Back in 2015, we had the pleasure of interviewing Belgium artist Gert Scheerlinck in his venture of an object oriented approach to his artistic practice. Today the approach of Gert Scheerlinck differs from that of four years ago. We've met him and had a conversation in the aim to grasp his flow.
We've been following you for quite some years now. We’ve noticed a certain transition from object-oriented work to a more conceptual thinking. We wonder: to what do we owe this change?
A few years ago, I mainly focused on the found object, everything started with the object. By experimenting, a rather intuitive and minimalist work would arise. With time, I felt that, something was missing in the process. It had nothing to do with what I wanted to tell, but how. I realized that the found object forced its will upon me and I had to distance myself from it. In order to penetrate my own work, I had to question it.
This new way of thinking that influenced your work in the studio, how did that manifest itself?
I spend less time experimenting in my studio. I made myself less dependent of the object and that somehow freed me. This resulted in a different perspective allowing me to work with other media as well (like video, neon and even potatoes, …). However, the minimalistic approach and the materials remain an important part of my work. Relative to the “evil” world, I want to continue to cherish the small and personal. [silence]
Going back to a micro level of thinking and acting certainly offers some solace, because as a person you can hardly influence those great powers.
It seems you’re also working with emptiness, or negative spaces, as a conceptual tool. Seeing your work How to draw a Line, the line is defined by the edges of the pencils, but the line itself is empty and not drawn (or undrawn) with lead. How is it to fathom the empty spaces, in terms of those being your actual work?
Emptiness and negative spaces indeed are like the clever use of silence in movies, to create heightened awareness in key scenes. The absence of non-diegetic composition can add an extra level of “emotion”. It's the moment you start to reflect and where imagination takes over. John Cage would say: “There is no such thing as an empty space or an empty time. There is always something to see, something to hear.”

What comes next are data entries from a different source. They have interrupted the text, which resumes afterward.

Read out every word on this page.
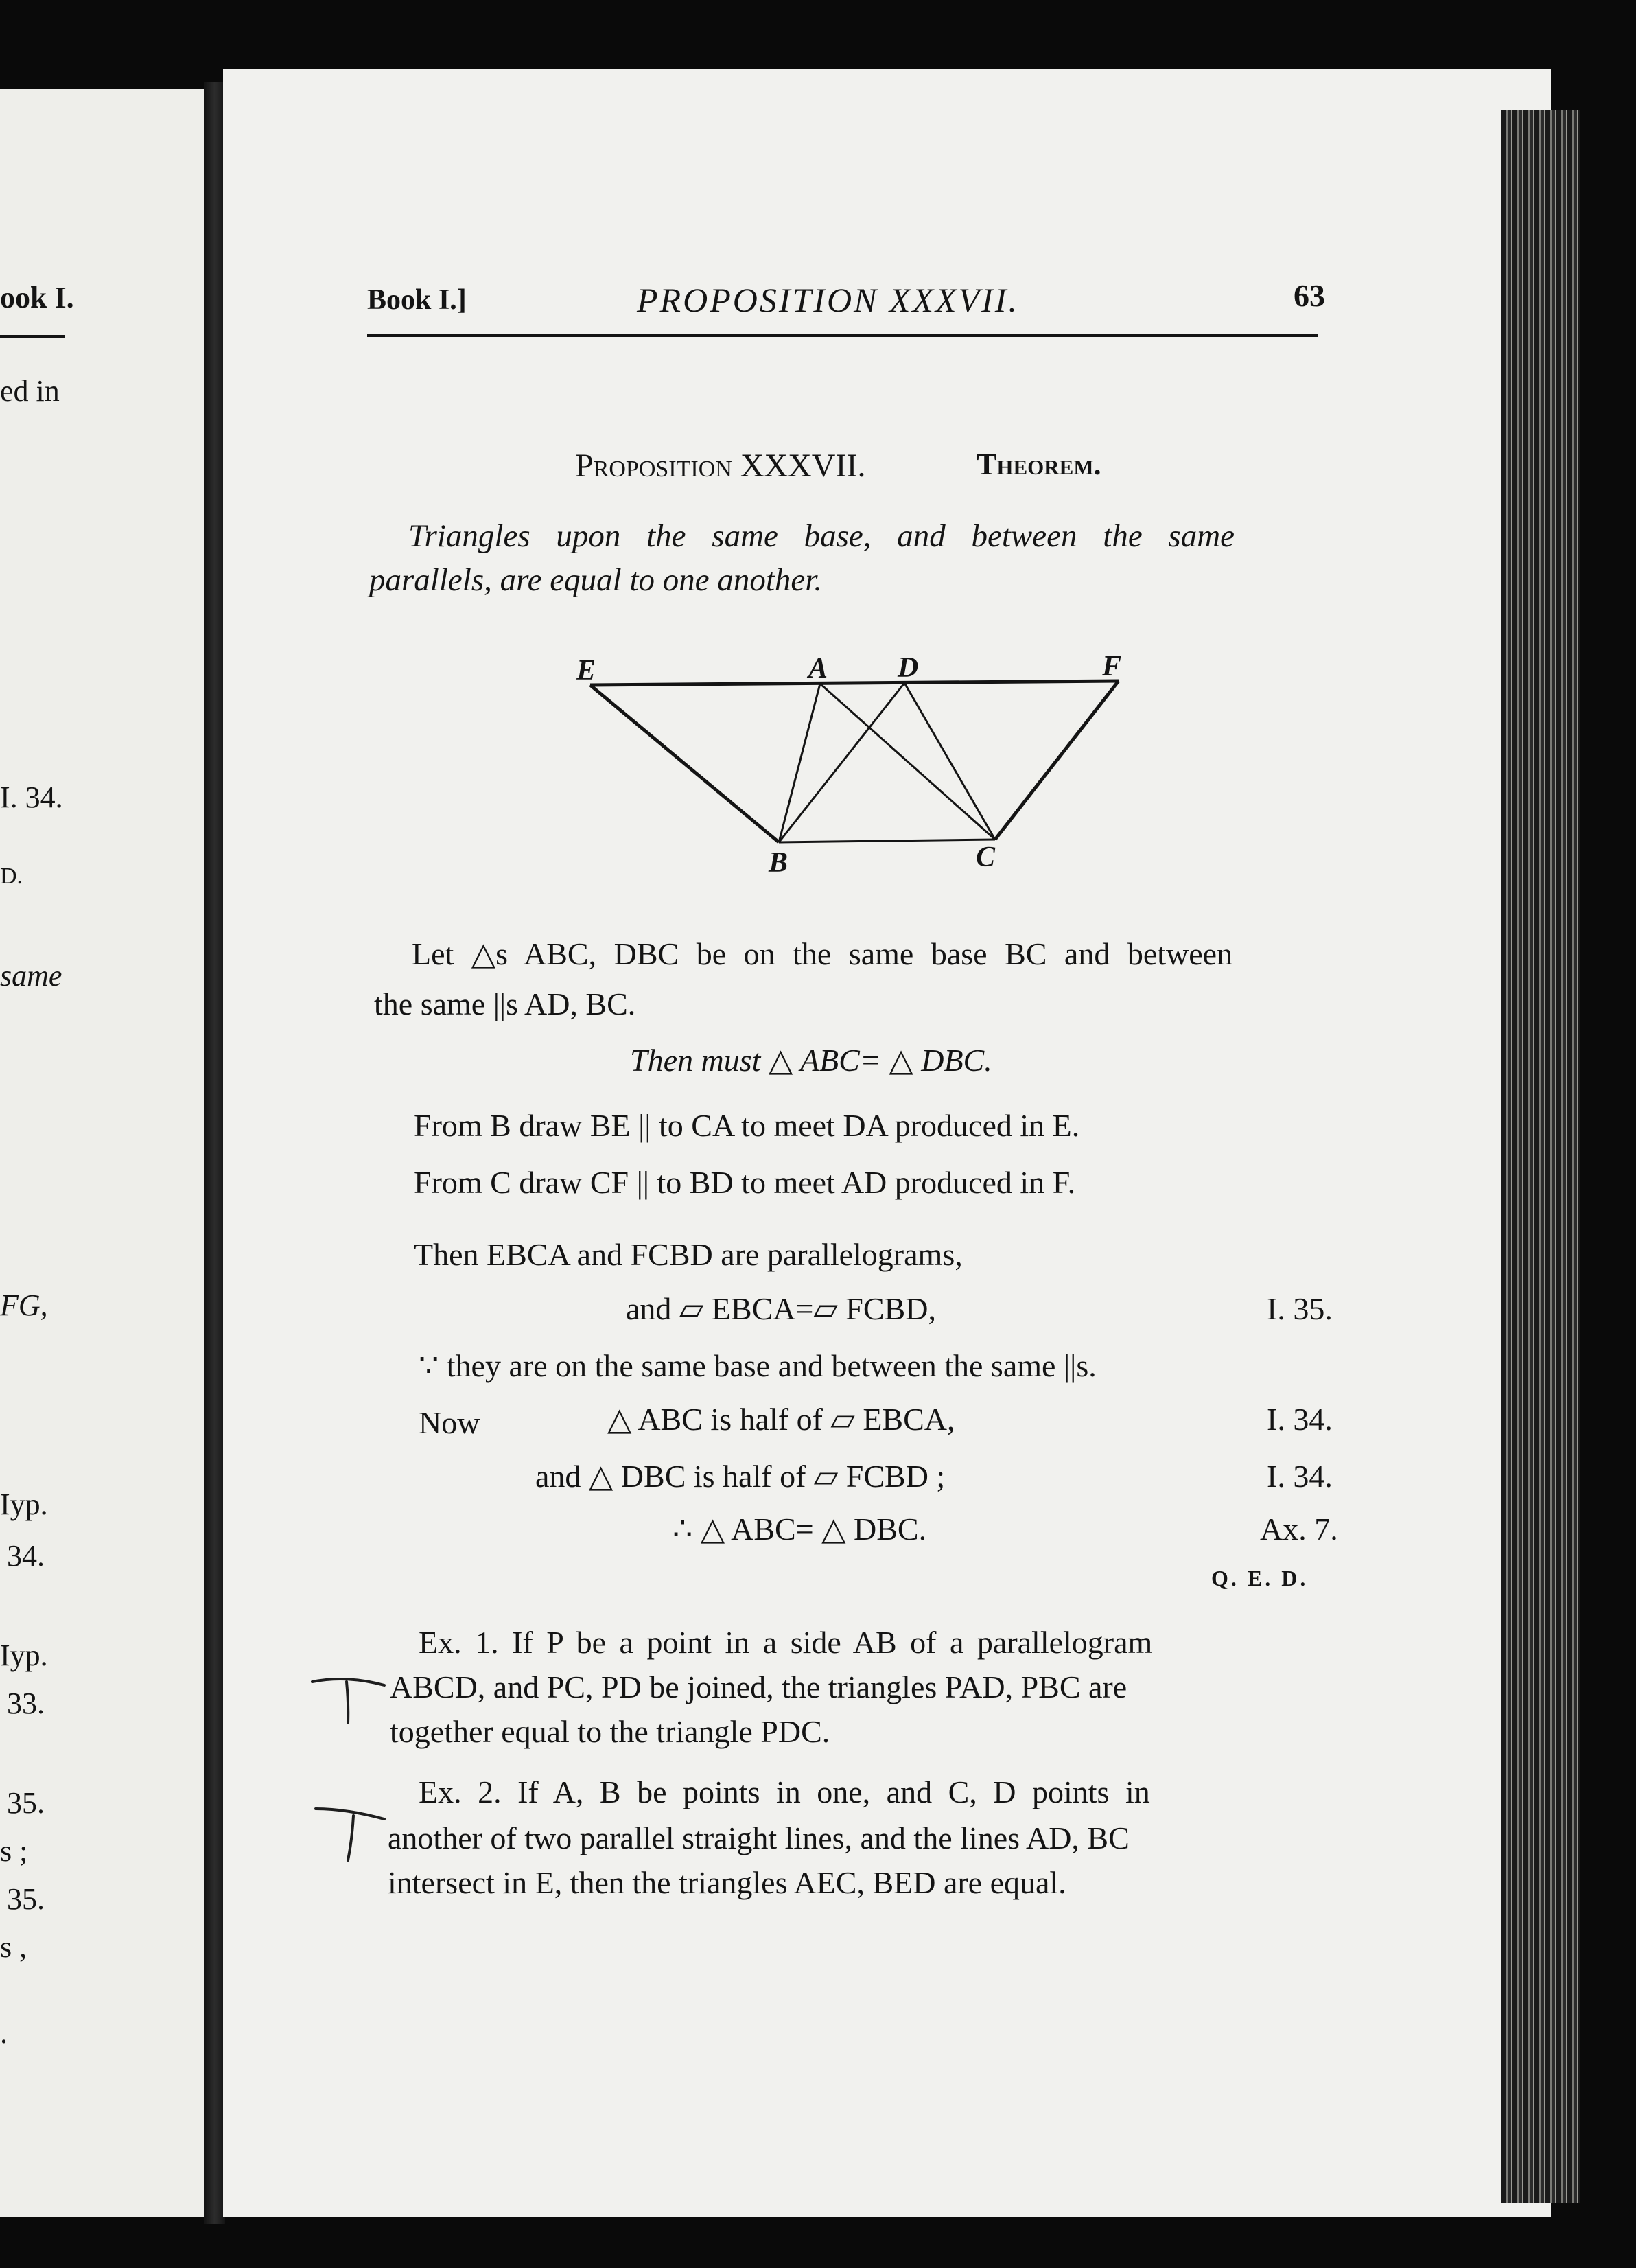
ook I.
ed in
I. 34.
D.
same
FG,
Iyp.
34.
Iyp.
33.
35.
s ;
35.
s ,
.
Book I.]	PROPOSITION XXXVII.	63
Proposition XXXVII.	Theorem.
Triangles upon the same base, and between the same
parallels, are equal to one another.
E	A D	F
B	C
Let △s ABC, DBC be on the same base BC and between
the same ||s AD, BC.
Then must △ ABC= △ DBC.
From B draw BE || to CA to meet DA produced in E.
From C draw CF || to BD to meet AD produced in F.
Then EBCA and FCBD are parallelograms,
and ▱ EBCA=▱ FCBD,	I. 35.
∵ they are on the same base and between the same ||s.
Now	△ ABC is half of ▱ EBCA,	I. 34.
and △ DBC is half of ▱ FCBD ;	I. 34.
∴ △ ABC= △ DBC.	Ax. 7.
Q. E. D.
Ex. 1. If P be a point in a side AB of a parallelogram
ABCD, and PC, PD be joined, the triangles PAD, PBC are
together equal to the triangle PDC.
Ex. 2. If A, B be points in one, and C, D points in
another of two parallel straight lines, and the lines AD, BC
intersect in E, then the triangles AEC, BED are equal.
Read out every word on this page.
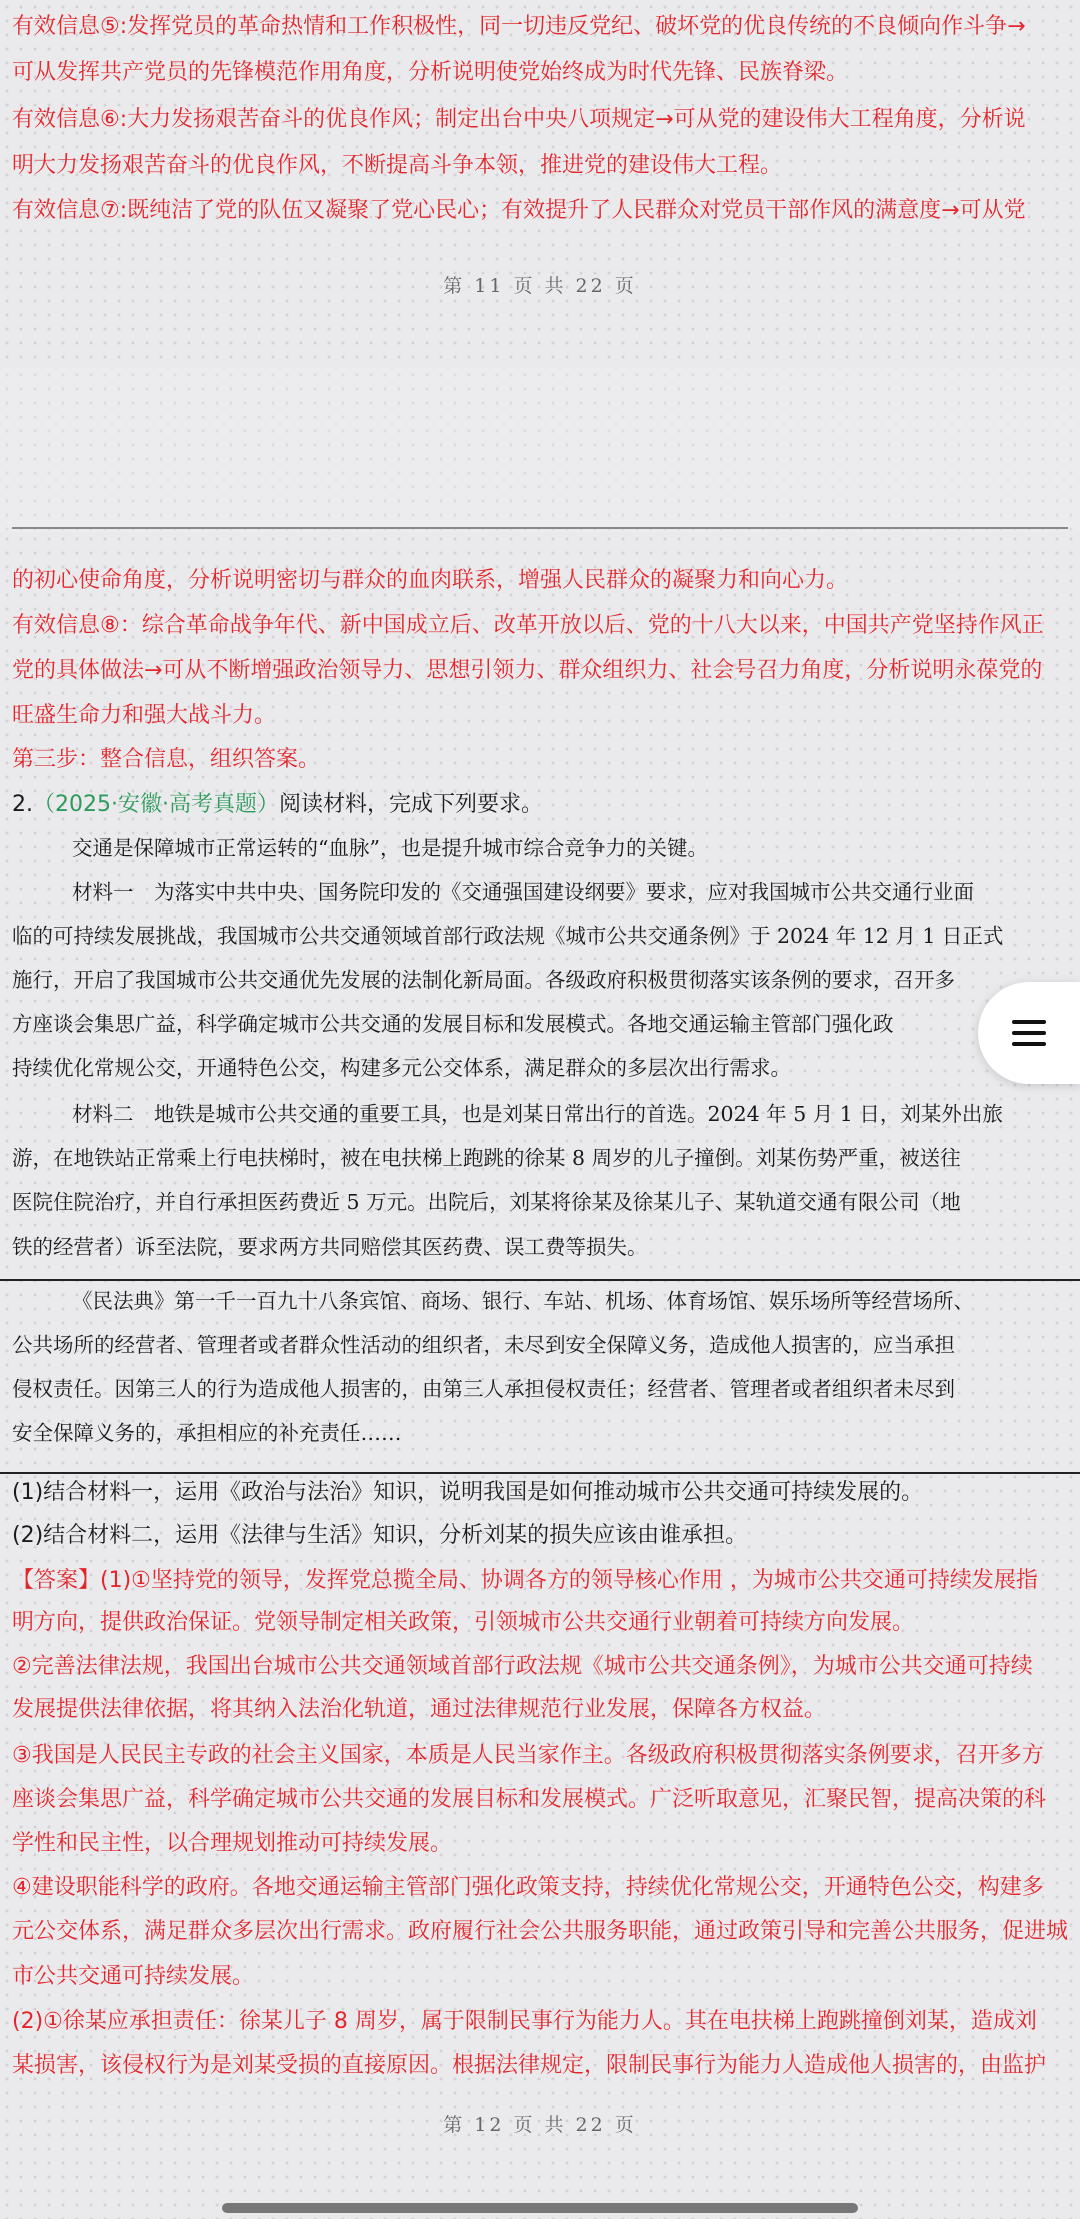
有效信息⑤:发挥党员的革命热情和工作积极性，同一切违反党纪、破坏党的优良传统的不良倾向作斗争→
可从发挥共产党员的先锋模范作用角度，分析说明使党始终成为时代先锋、民族脊梁。
有效信息⑥:大力发扬艰苦奋斗的优良作风；制定出台中央八项规定→可从党的建设伟大工程角度，分析说
明大力发扬艰苦奋斗的优良作风，不断提高斗争本领，推进党的建设伟大工程。
有效信息⑦:既纯洁了党的队伍又凝聚了党心民心；有效提升了人民群众对党员干部作风的满意度→可从党
第 11 页 共 22 页
的初心使命角度，分析说明密切与群众的血肉联系，增强人民群众的凝聚力和向心力。
有效信息⑧：综合革命战争年代、新中国成立后、改革开放以后、党的十八大以来，中国共产党坚持作风正
党的具体做法→可从不断增强政治领导力、思想引领力、群众组织力、社会号召力角度，分析说明永葆党的
旺盛生命力和强大战斗力。
第三步：整合信息，组织答案。
2.（2025·安徽·高考真题）阅读材料，完成下列要求。
交通是保障城市正常运转的“血脉”，也是提升城市综合竞争力的关键。
材料一　为落实中共中央、国务院印发的《交通强国建设纲要》要求，应对我国城市公共交通行业面
临的可持续发展挑战，我国城市公共交通领域首部行政法规《城市公共交通条例》于 2024 年 12 月 1 日正式
施行，开启了我国城市公共交通优先发展的法制化新局面。各级政府积极贯彻落实该条例的要求，召开多
方座谈会集思广益，科学确定城市公共交通的发展目标和发展模式。各地交通运输主管部门强化政
持续优化常规公交，开通特色公交，构建多元公交体系，满足群众的多层次出行需求。
材料二　地铁是城市公共交通的重要工具，也是刘某日常出行的首选。2024 年 5 月 1 日，刘某外出旅
游，在地铁站正常乘上行电扶梯时，被在电扶梯上跑跳的徐某 8 周岁的儿子撞倒。刘某伤势严重，被送往
医院住院治疗，并自行承担医药费近 5 万元。出院后，刘某将徐某及徐某儿子、某轨道交通有限公司（地
铁的经营者）诉至法院，要求两方共同赔偿其医药费、误工费等损失。
《民法典》第一千一百九十八条宾馆、商场、银行、车站、机场、体育场馆、娱乐场所等经营场所、
公共场所的经营者、管理者或者群众性活动的组织者，未尽到安全保障义务，造成他人损害的，应当承担
侵权责任。因第三人的行为造成他人损害的，由第三人承担侵权责任；经营者、管理者或者组织者未尽到
安全保障义务的，承担相应的补充责任……
(1)结合材料一，运用《政治与法治》知识，说明我国是如何推动城市公共交通可持续发展的。
(2)结合材料二，运用《法律与生活》知识，分析刘某的损失应该由谁承担。
【答案】(1)①坚持党的领导，发挥党总揽全局、协调各方的领导核心作用 ，为城市公共交通可持续发展指
明方向，提供政治保证。党领导制定相关政策，引领城市公共交通行业朝着可持续方向发展。
②完善法律法规，我国出台城市公共交通领域首部行政法规《城市公共交通条例》，为城市公共交通可持续
发展提供法律依据，将其纳入法治化轨道，通过法律规范行业发展，保障各方权益。
③我国是人民民主专政的社会主义国家，本质是人民当家作主。各级政府积极贯彻落实条例要求，召开多方
座谈会集思广益，科学确定城市公共交通的发展目标和发展模式。广泛听取意见，汇聚民智，提高决策的科
学性和民主性，以合理规划推动可持续发展。
④建设职能科学的政府。各地交通运输主管部门强化政策支持，持续优化常规公交，开通特色公交，构建多
元公交体系，满足群众多层次出行需求。政府履行社会公共服务职能，通过政策引导和完善公共服务，促进城
市公共交通可持续发展。
(2)①徐某应承担责任：徐某儿子 8 周岁，属于限制民事行为能力人。其在电扶梯上跑跳撞倒刘某，造成刘
某损害，该侵权行为是刘某受损的直接原因。根据法律规定，限制民事行为能力人造成他人损害的，由监护
第 12 页 共 22 页
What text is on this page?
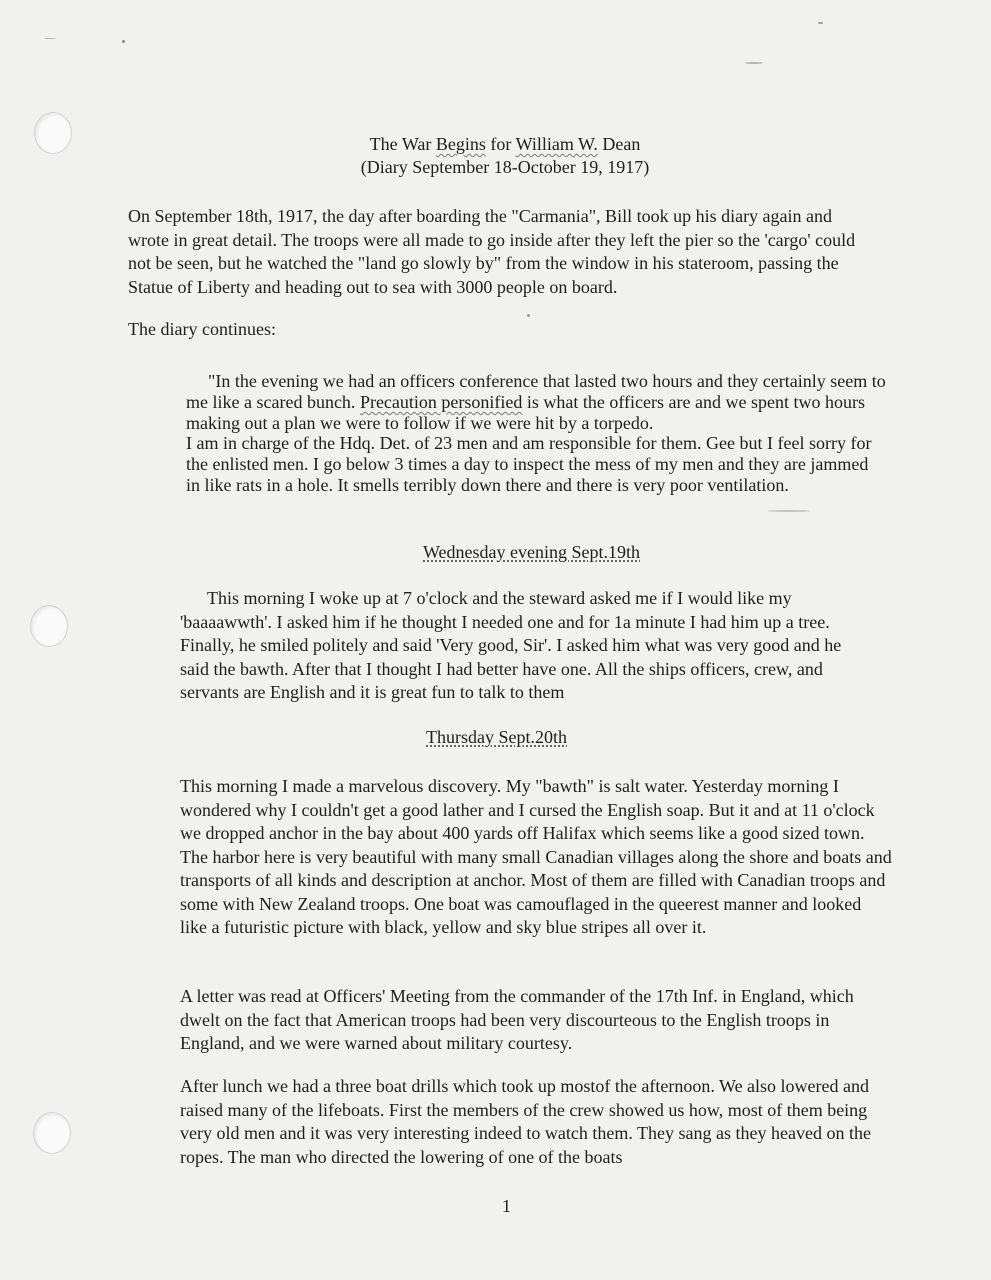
The War Begins for William W. Dean
(Diary September 18-October 19, 1917)

On September 18th, 1917, the day after boarding the "Carmania", Bill took up his diary again and wrote in great detail. The troops were all made to go inside after they left the pier so the 'cargo' could not be seen, but he watched the "land go slowly by" from the window in his stateroom, passing the Statue of Liberty and heading out to sea with 3000 people on board.

The diary continues:

"In the evening we had an officers conference that lasted two hours and they certainly seem to me like a scared bunch. Precaution personified is what the officers are and we spent two hours making out a plan we were to follow if we were hit by a torpedo.

I am in charge of the Hdq. Det. of 23 men and am responsible for them. Gee but I feel sorry for the enlisted men. I go below 3 times a day to inspect the mess of my men and they are jammed in like rats in a hole. It smells terribly down there and there is very poor ventilation.

Wednesday evening Sept.19th

This morning I woke up at 7 o'clock and the steward asked me if I would like my 'baaaawwth'. I asked him if he thought I needed one and for 1a minute I had him up a tree. Finally, he smiled politely and said 'Very good, Sir'. I asked him what was very good and he said the bawth. After that I thought I had better have one. All the ships officers, crew, and servants are English and it is great fun to talk to them

Thursday Sept.20th

This morning I made a marvelous discovery. My "bawth" is salt water. Yesterday morning I wondered why I couldn't get a good lather and I cursed the English soap. But it and at 11 o'clock we dropped anchor in the bay about 400 yards off Halifax which seems like a good sized town. The harbor here is very beautiful with many small Canadian villages along the shore and boats and transports of all kinds and description at anchor. Most of them are filled with Canadian troops and some with New Zealand troops. One boat was camouflaged in the queerest manner and looked like a futuristic picture with black, yellow and sky blue stripes all over it.

A letter was read at Officers' Meeting from the commander of the 17th Inf. in England, which dwelt on the fact that American troops had been very discourteous to the English troops in England, and we were warned about military courtesy.

After lunch we had a three boat drills which took up mostof the afternoon. We also lowered and raised many of the lifeboats. First the members of the crew showed us how, most of them being very old men and it was very interesting indeed to watch them. They sang as they heaved on the ropes. The man who directed the lowering of one of the boats

1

I believe that my work has many layers and one can interpret it in various ways to help you understand life and maybe even create a self-identity.
Talking about identity and empty spaces, one easily has the tendency to place your work within the concept of heterotopies thoroughly explained by Foucault. Your work has a refined tendency to simulate the ordinary, but framed by its contrast, which makes it utterly remarkable. How did you discover the way to resemble the complex by making it simple?
Good point. Heterotopias are worlds within worlds, mirroring and yet upsetting what is outside. It’s all about the imaginary space that is created, it questions human interactions, moments of solitude and feelings. In relation to minimalism, I return to the essence and ask crucial questions. A derived truth arises by throwing all the superfluous overboard. “Make it simple” as you describe it. How this works exactly is hard to say, you can look at the individual action of the artist, but rather it is a flow of thoughts that stray to come to the final work. It’s the unique self of the artist that you simply cannot explain.
Asking crucial questions, as an opponent to face whatever is presented uncritically, could also lead one to think of other Foucaultian proposals. Deconstruction could perhaps help us one step further. Do you somehow feel that the post-human epoch (and its human inhabitants) is in need of discovering new relations, or combined networks, to the objects and subjects surrounding them? And is this somehow what your work is facilitating?
No, no, no, you go into it way too deep. Let’s not make it too complicated by linking too many philosophical ideas to it. My vision mainly refers to minimalism, it assists me to get rid of life’s excess in favor of focusing on what brings value to life. I would have rather answered: "my work is what it is" and leave it at that, but then people ask me profound questions and I find myself responding with far-fetching descriptions. It’s a trap. [Laughs]
[Laughing] you are not alone in that thought. But on the other hand (looking at How to draw a line or Chuño), you do have some comment upon the current global and political situation – how does that balance with the statement “my work is what it is”?
I know it might be confusing. On the one hand, I make poetic work that articulates into smaller work that contains color and feels warm. 'My work is what it is' fits perfectly, because how can you explain poetry? Poetry is something you must interpret on a personal level. On the other hand, I also make work that’s critical to society. There is a certain, often dark, message that can’t always be read clearly. I agree that the line between poetical and critical is very thin. That makes it so fascinating.
Chuño is such a work where you can go both ways, it has its poetic approach, but also its critical one. The title Chuño refers to the ancient tradition of freezing potatoes. Villagers living in Bolivia & Peru make Chuño by using the warm days and freezing nights. Crushing them underfoot they remove the skin and push out the liquids. Once dried, the product can last for a very long time, sometimes decades. But because of climate change, temperatures are not dropping as low as they where before and the tradition is doomed to disappear. The work Chuño is an attempt to reach the viewer, but not in a compelling activist way but through a poetic approach.